Natürlich keimt da und dort mal der Verdacht auf, dass manche Teilnehmer ihre Macken etwas arg exhibitionistisch zur Schau stellen. Oder dass andere, die so tun, als sei bei ihnen alles bestens bestellt im Leben, in Wirklichkeit auch ihr Päckchen zu tragen haben, das aber nicht jedem auf die Nase binden wollen. Ist auch ok, denn es gilt der Grundsatz, alles kann, nichts muss.
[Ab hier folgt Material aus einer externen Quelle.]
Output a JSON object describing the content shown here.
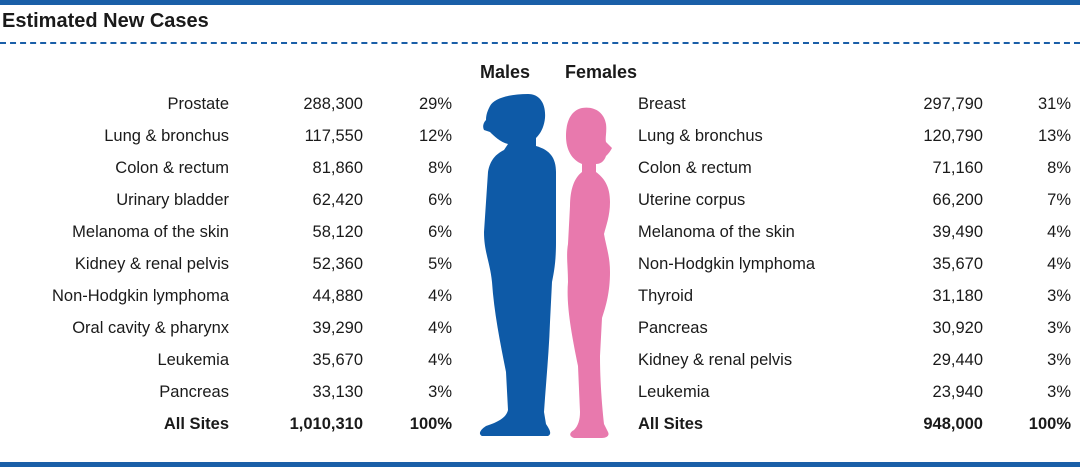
{
  "title": "Estimated New Cases",
  "headers": {
    "males": "Males",
    "females": "Females"
  },
  "colors": {
    "rule": "#1a5fa8",
    "male": "#0e5aa7",
    "female": "#e879ad"
  },
  "chart_data": {
    "type": "table",
    "males": [
      {
        "site": "Prostate",
        "cases": "288,300",
        "pct": "29%"
      },
      {
        "site": "Lung & bronchus",
        "cases": "117,550",
        "pct": "12%"
      },
      {
        "site": "Colon & rectum",
        "cases": "81,860",
        "pct": "8%"
      },
      {
        "site": "Urinary bladder",
        "cases": "62,420",
        "pct": "6%"
      },
      {
        "site": "Melanoma of the skin",
        "cases": "58,120",
        "pct": "6%"
      },
      {
        "site": "Kidney & renal pelvis",
        "cases": "52,360",
        "pct": "5%"
      },
      {
        "site": "Non-Hodgkin lymphoma",
        "cases": "44,880",
        "pct": "4%"
      },
      {
        "site": "Oral cavity & pharynx",
        "cases": "39,290",
        "pct": "4%"
      },
      {
        "site": "Leukemia",
        "cases": "35,670",
        "pct": "4%"
      },
      {
        "site": "Pancreas",
        "cases": "33,130",
        "pct": "3%"
      }
    ],
    "males_total": {
      "site": "All Sites",
      "cases": "1,010,310",
      "pct": "100%"
    },
    "females": [
      {
        "site": "Breast",
        "cases": "297,790",
        "pct": "31%"
      },
      {
        "site": "Lung & bronchus",
        "cases": "120,790",
        "pct": "13%"
      },
      {
        "site": "Colon & rectum",
        "cases": "71,160",
        "pct": "8%"
      },
      {
        "site": "Uterine corpus",
        "cases": "66,200",
        "pct": "7%"
      },
      {
        "site": "Melanoma of the skin",
        "cases": "39,490",
        "pct": "4%"
      },
      {
        "site": "Non-Hodgkin lymphoma",
        "cases": "35,670",
        "pct": "4%"
      },
      {
        "site": "Thyroid",
        "cases": "31,180",
        "pct": "3%"
      },
      {
        "site": "Pancreas",
        "cases": "30,920",
        "pct": "3%"
      },
      {
        "site": "Kidney & renal pelvis",
        "cases": "29,440",
        "pct": "3%"
      },
      {
        "site": "Leukemia",
        "cases": "23,940",
        "pct": "3%"
      }
    ],
    "females_total": {
      "site": "All Sites",
      "cases": "948,000",
      "pct": "100%"
    }
  }
}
Der Fall Anne-Marie sprengt allerdings den üblichen Rahmen der erprobten Stuhlrunden und Gruppengespräche. Und so schlagen die Wellen hoch in der Selbsthilfegruppe Klein-Bloggersdorf. Herr Sebas, der die Marien-Legenden publikumswirksam Stück für Stück demontiert, bringt sich in Verdacht, dies nur aus gekränkter Eitelkeit, sexueller Frustration oder auch Klickzahlen-Geilheit zu tun.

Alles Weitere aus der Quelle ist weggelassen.